No, to get more money. Some properties she's gotten owners to hold out for more have sat for a year or more without getting sold in a neighborhood where homes often don't make it to market before getting sold
I think that's a little bit of an oversimplification of the issue.
I can understand your frustration, I have been there too, as were many of my friends. The bottom line is that it is a free market, and people aren't forced to sell at any price. Yet, as someone once told me "anything is for sale for the right price". People sell for various reasons, if they're sitting for a year or more then they don't really want to sell, but rather want to get the best possible deal, just like the buyers want to get the best possible deal. Since the person you are referring to is working as the seller's agent, it is their moral obligation to get the best possible deal for the seller. Sometimes that will mean a quick sale, and sometimes it will mean a higher selling price, and usually there's some kind of an equilibrium which will tip the scale and make the sale happen.
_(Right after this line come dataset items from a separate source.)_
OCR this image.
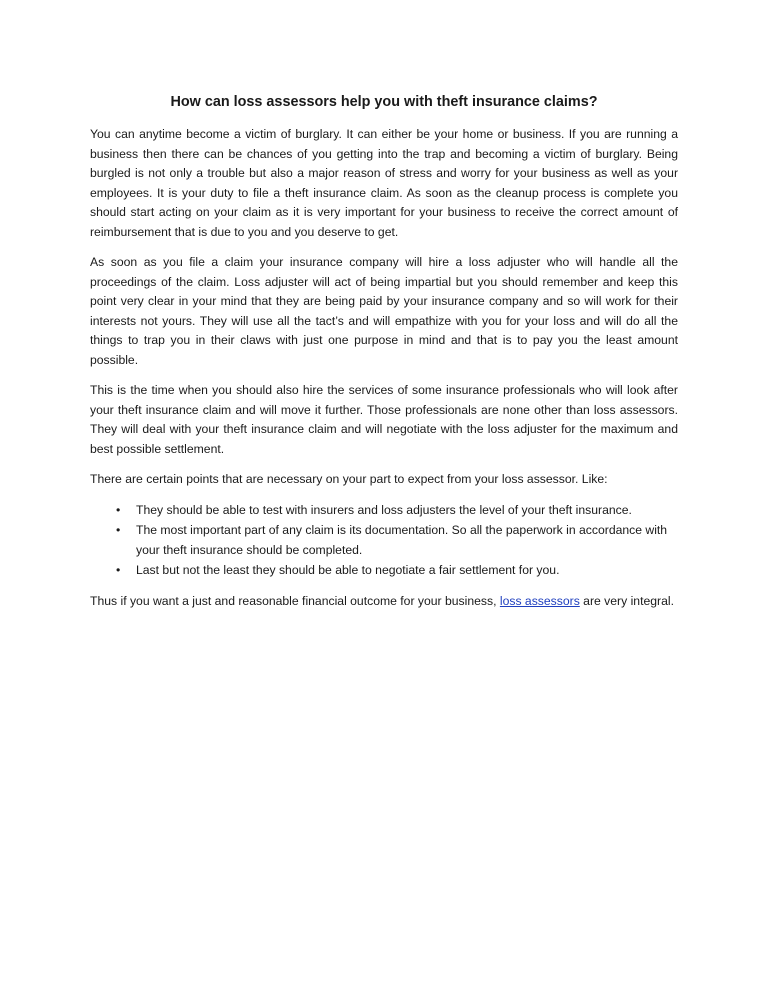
How can loss assessors help you with theft insurance claims?

You can anytime become a victim of burglary. It can either be your home or business. If you are running a business then there can be chances of you getting into the trap and becoming a victim of burglary. Being burgled is not only a trouble but also a major reason of stress and worry for your business as well as your employees. It is your duty to file a theft insurance claim. As soon as the cleanup process is complete you should start acting on your claim as it is very important for your business to receive the correct amount of reimbursement that is due to you and you deserve to get.

As soon as you file a claim your insurance company will hire a loss adjuster who will handle all the proceedings of the claim. Loss adjuster will act of being impartial but you should remember and keep this point very clear in your mind that they are being paid by your insurance company and so will work for their interests not yours. They will use all the tact’s and will empathize with you for your loss and will do all the things to trap you in their claws with just one purpose in mind and that is to pay you the least amount possible.

This is the time when you should also hire the services of some insurance professionals who will look after your theft insurance claim and will move it further. Those professionals are none other than loss assessors. They will deal with your theft insurance claim and will negotiate with the loss adjuster for the maximum and best possible settlement.

There are certain points that are necessary on your part to expect from your loss assessor. Like:

• They should be able to test with insurers and loss adjusters the level of your theft insurance.
• The most important part of any claim is its documentation. So all the paperwork in accordance with your theft insurance should be completed.
• Last but not the least they should be able to negotiate a fair settlement for you.

Thus if you want a just and reasonable financial outcome for your business, loss assessors are very integral.
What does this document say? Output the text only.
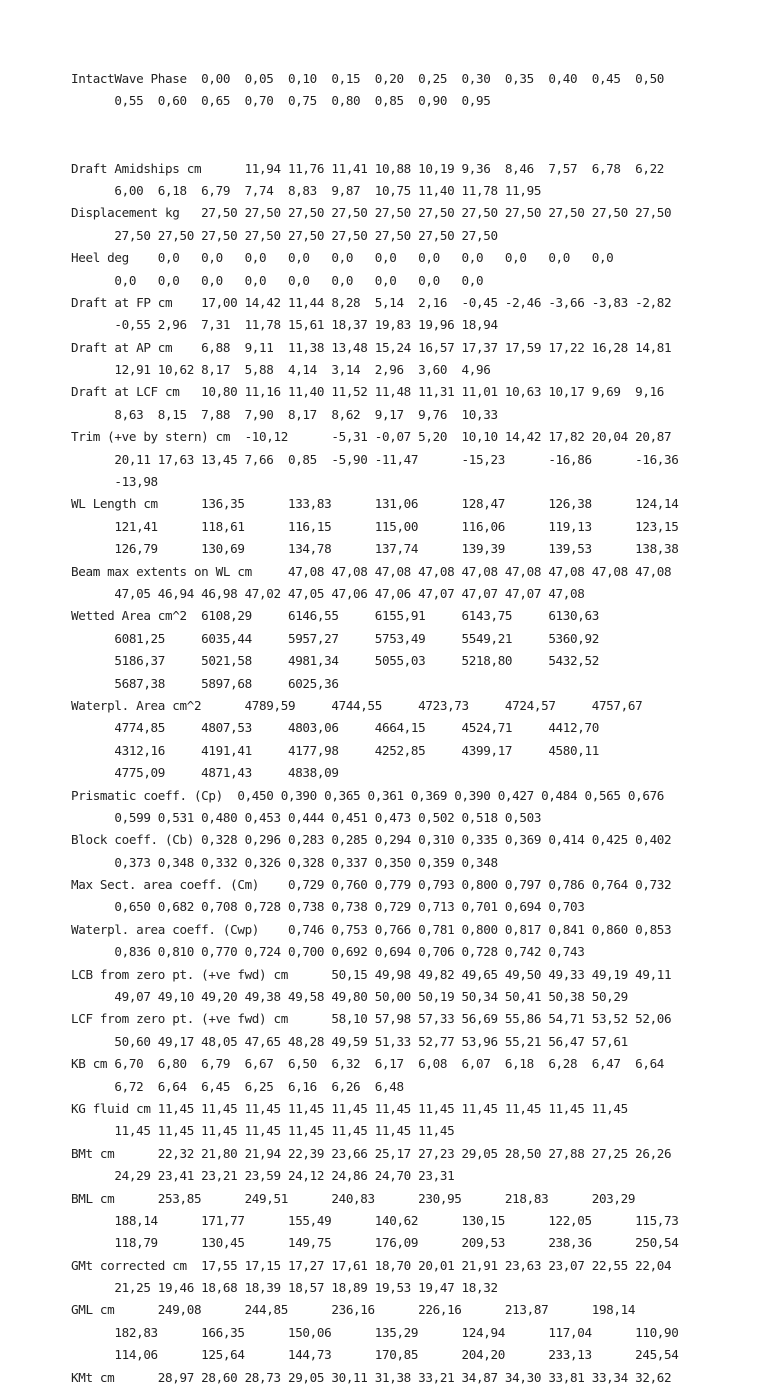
IntactWave Phase  0,00  0,05  0,10  0,15  0,20  0,25  0,30  0,35  0,40  0,45  0,50
0,55  0,60  0,65  0,70  0,75  0,80  0,85  0,90  0,95
Draft Amidships cm      11,94 11,76 11,41 10,88 10,19 9,36  8,46  7,57  6,78  6,22
6,00  6,18  6,79  7,74  8,83  9,87  10,75 11,40 11,78 11,95
Displacement kg   27,50 27,50 27,50 27,50 27,50 27,50 27,50 27,50 27,50 27,50 27,50
27,50 27,50 27,50 27,50 27,50 27,50 27,50 27,50 27,50
Heel deg    0,0   0,0   0,0   0,0   0,0   0,0   0,0   0,0   0,0   0,0   0,0
0,0   0,0   0,0   0,0   0,0   0,0   0,0   0,0   0,0
Draft at FP cm    17,00 14,42 11,44 8,28  5,14  2,16  -0,45 -2,46 -3,66 -3,83 -2,82
-0,55 2,96  7,31  11,78 15,61 18,37 19,83 19,96 18,94
Draft at AP cm    6,88  9,11  11,38 13,48 15,24 16,57 17,37 17,59 17,22 16,28 14,81
12,91 10,62 8,17  5,88  4,14  3,14  2,96  3,60  4,96
Draft at LCF cm   10,80 11,16 11,40 11,52 11,48 11,31 11,01 10,63 10,17 9,69  9,16
8,63  8,15  7,88  7,90  8,17  8,62  9,17  9,76  10,33
Trim (+ve by stern) cm  -10,12      -5,31 -0,07 5,20  10,10 14,42 17,82 20,04 20,87
20,11 17,63 13,45 7,66  0,85  -5,90 -11,47      -15,23      -16,86      -16,36
-13,98
WL Length cm      136,35      133,83      131,06      128,47      126,38      124,14
121,41      118,61      116,15      115,00      116,06      119,13      123,15
126,79      130,69      134,78      137,74      139,39      139,53      138,38
Beam max extents on WL cm     47,08 47,08 47,08 47,08 47,08 47,08 47,08 47,08 47,08
47,05 46,94 46,98 47,02 47,05 47,06 47,06 47,07 47,07 47,07 47,08
Wetted Area cm^2  6108,29     6146,55     6155,91     6143,75     6130,63
6081,25     6035,44     5957,27     5753,49     5549,21     5360,92
5186,37     5021,58     4981,34     5055,03     5218,80     5432,52
5687,38     5897,68     6025,36
Waterpl. Area cm^2      4789,59     4744,55     4723,73     4724,57     4757,67
4774,85     4807,53     4803,06     4664,15     4524,71     4412,70
4312,16     4191,41     4177,98     4252,85     4399,17     4580,11
4775,09     4871,43     4838,09
Prismatic coeff. (Cp)  0,450 0,390 0,365 0,361 0,369 0,390 0,427 0,484 0,565 0,676
0,599 0,531 0,480 0,453 0,444 0,451 0,473 0,502 0,518 0,503
Block coeff. (Cb) 0,328 0,296 0,283 0,285 0,294 0,310 0,335 0,369 0,414 0,425 0,402
0,373 0,348 0,332 0,326 0,328 0,337 0,350 0,359 0,348
Max Sect. area coeff. (Cm)    0,729 0,760 0,779 0,793 0,800 0,797 0,786 0,764 0,732
0,650 0,682 0,708 0,728 0,738 0,738 0,729 0,713 0,701 0,694 0,703
Waterpl. area coeff. (Cwp)    0,746 0,753 0,766 0,781 0,800 0,817 0,841 0,860 0,853
0,836 0,810 0,770 0,724 0,700 0,692 0,694 0,706 0,728 0,742 0,743
LCB from zero pt. (+ve fwd) cm      50,15 49,98 49,82 49,65 49,50 49,33 49,19 49,11
49,07 49,10 49,20 49,38 49,58 49,80 50,00 50,19 50,34 50,41 50,38 50,29
LCF from zero pt. (+ve fwd) cm      58,10 57,98 57,33 56,69 55,86 54,71 53,52 52,06
50,60 49,17 48,05 47,65 48,28 49,59 51,33 52,77 53,96 55,21 56,47 57,61
KB cm 6,70  6,80  6,79  6,67  6,50  6,32  6,17  6,08  6,07  6,18  6,28  6,47  6,64
6,72  6,64  6,45  6,25  6,16  6,26  6,48
KG fluid cm 11,45 11,45 11,45 11,45 11,45 11,45 11,45 11,45 11,45 11,45 11,45
11,45 11,45 11,45 11,45 11,45 11,45 11,45 11,45
BMt cm      22,32 21,80 21,94 22,39 23,66 25,17 27,23 29,05 28,50 27,88 27,25 26,26
24,29 23,41 23,21 23,59 24,12 24,86 24,70 23,31
BML cm      253,85      249,51      240,83      230,95      218,83      203,29
188,14      171,77      155,49      140,62      130,15      122,05      115,73
118,79      130,45      149,75      176,09      209,53      238,36      250,54
GMt corrected cm  17,55 17,15 17,27 17,61 18,70 20,01 21,91 23,63 23,07 22,55 22,04
21,25 19,46 18,68 18,39 18,57 18,89 19,53 19,47 18,32
GML cm      249,08      244,85      236,16      226,16      213,87      198,14
182,83      166,35      150,06      135,29      124,94      117,04      110,90
114,06      125,64      144,73      170,85      204,20      233,13      245,54
KMt cm      28,97 28,60 28,73 29,05 30,11 31,38 33,21 34,87 34,30 33,81 33,34 32,62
Houses aren't stocks or commodities. Every house is different (at the very least by virtue of the three L's, but usually there's more to it), and the market isn't as active and transparent (with publicly available bid and ask prices).
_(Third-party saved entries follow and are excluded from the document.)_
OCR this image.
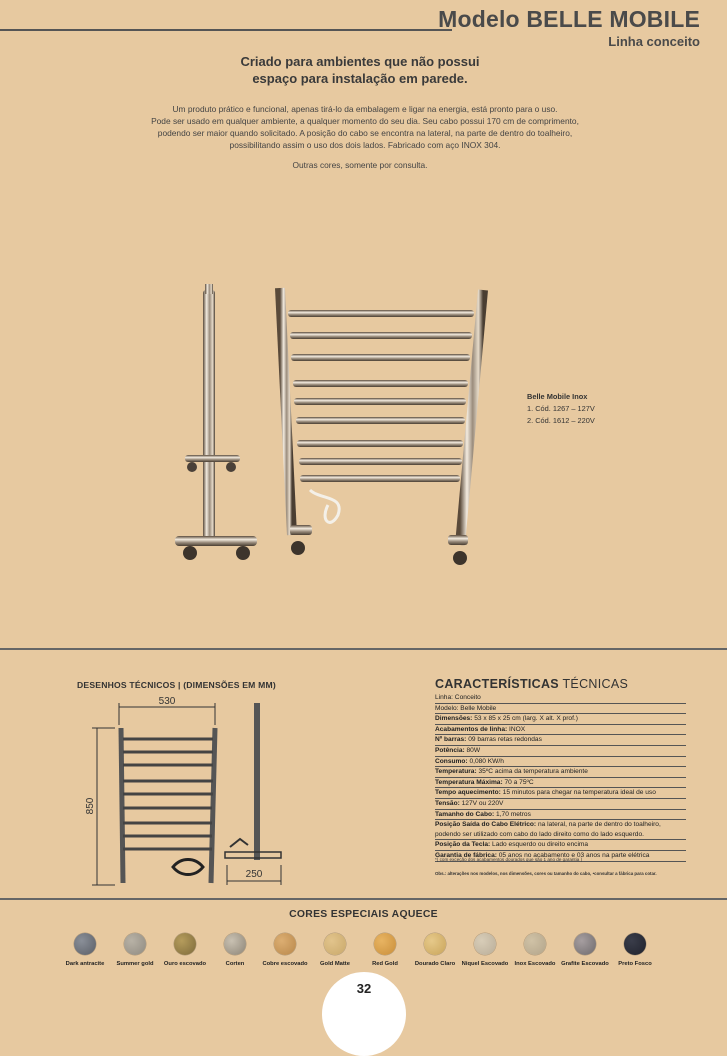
Modelo BELLE MOBILE
Linha conceito
Criado para ambientes que não possui
espaço para instalação em parede.
Um produto prático e funcional, apenas tirá-lo da embalagem e ligar na energia, está pronto para o uso.
Pode ser usado em qualquer ambiente, a qualquer momento do seu dia. Seu cabo possui 170 cm de comprimento,
podendo ser maior quando solicitado. A posição do cabo se encontra na lateral, na parte de dentro do toalheiro,
possibilitando assim o uso dos dois lados. Fabricado com aço INOX 304.
Outras cores, somente por consulta.
Belle Mobile Inox
1. Cód. 1267 – 127V
2. Cód. 1612 – 220V
DESENHOS TÉCNICOS | (DIMENSÕES EM MM)
530
850
250
CARACTERÍSTICAS TÉCNICAS
Linha: Conceito
Modelo: Belle Mobile
Dimensões: 53 x 85 x 25 cm (larg. X alt. X prof.)
Acabamentos de linha: INOX
Nº barras: 09 barras retas redondas
Potência: 80W
Consumo: 0,080 KW/h
Temperatura: 35ºC acima da temperatura ambiente
Temperatura Máxima: 70 a 75ºC
Tempo aquecimento: 15 minutos para chegar na temperatura ideal de uso
Tensão: 127V ou 220V
Tamanho do Cabo: 1,70 metros
Posição Saída do Cabo Elétrico: na lateral, na parte de dentro do toalheiro,
podendo ser utilizado com cabo do lado direito como do lado esquerdo.
Posição da Tecla: Lado esquerdo ou direito encima
Garantia de fábrica: 05 anos no acabamento e 03 anos na parte elétrica
*( com exceção dos acabamentos dourados que são 1 ano de garantia )
Obs.: alterações nos modelos, nos dimensões, cores ou tamanho do cabo, •consultar a fábrica para cotar.
CORES ESPECIAIS AQUECE
Dark antracite	Summer gold	Ouro escovado	Corten	Cobre escovado	Gold Matte	Red Gold	Dourado Claro	Niquel Escovado	Inox Escovado Grafite Escovado	Preto Fosco
32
I was talking earlier this week to friend who bought a house a couple of years ago down the block from me, and is now going through the torture of dealing with renovations. He told me that he told someone who has been wanting to buy a house in Crown Heights for 20 years, that until he makes the mental switch to be willing to overpay, he is not likely to buy a house. I think he is absolutely right. Had I held out for the $16,000 overpayment back in 1997, or due to the higher rate I had to pay on my mortgage and PMI because I put down less than 20%, I might have not owned a home now. I recall several sales on my block, and with many of them I thought the guy overpaid, in retrospect anyone would have loved to purchase those houses for the prices those people "overpaid".
Will the market keep on going up? The cheap money is there, and the relentless demand for houses in good locations in Jewish communities will always be there, due to our lifestyle and family sizes, so the fundamentals to keep on driving prices up are there. Will there be hiccups such as 2008-2010? Probably yes, but when is anyone's guess.
If there was one distortion I would like to see corrected in the local housing sale market, it would be for some legal mechanism to prevent Real-Estate brokers/agents from being able to act as principals and flip houses. The cases where they put their own money in and flip houses is taking advantage of an ignorant seller for a quick profit. I don't know if there's a way to stop that.
And as for the rental market, I would make it illegal to charge the renter a broker's fee, it should be paid by the landlord. The landlord is more likely to pay the right price (and will issue a 1099-MISC, which renters will not) the landlord will build that cost into their entire cost structure (though with current NYC rent control laws, the market isn't a real free market).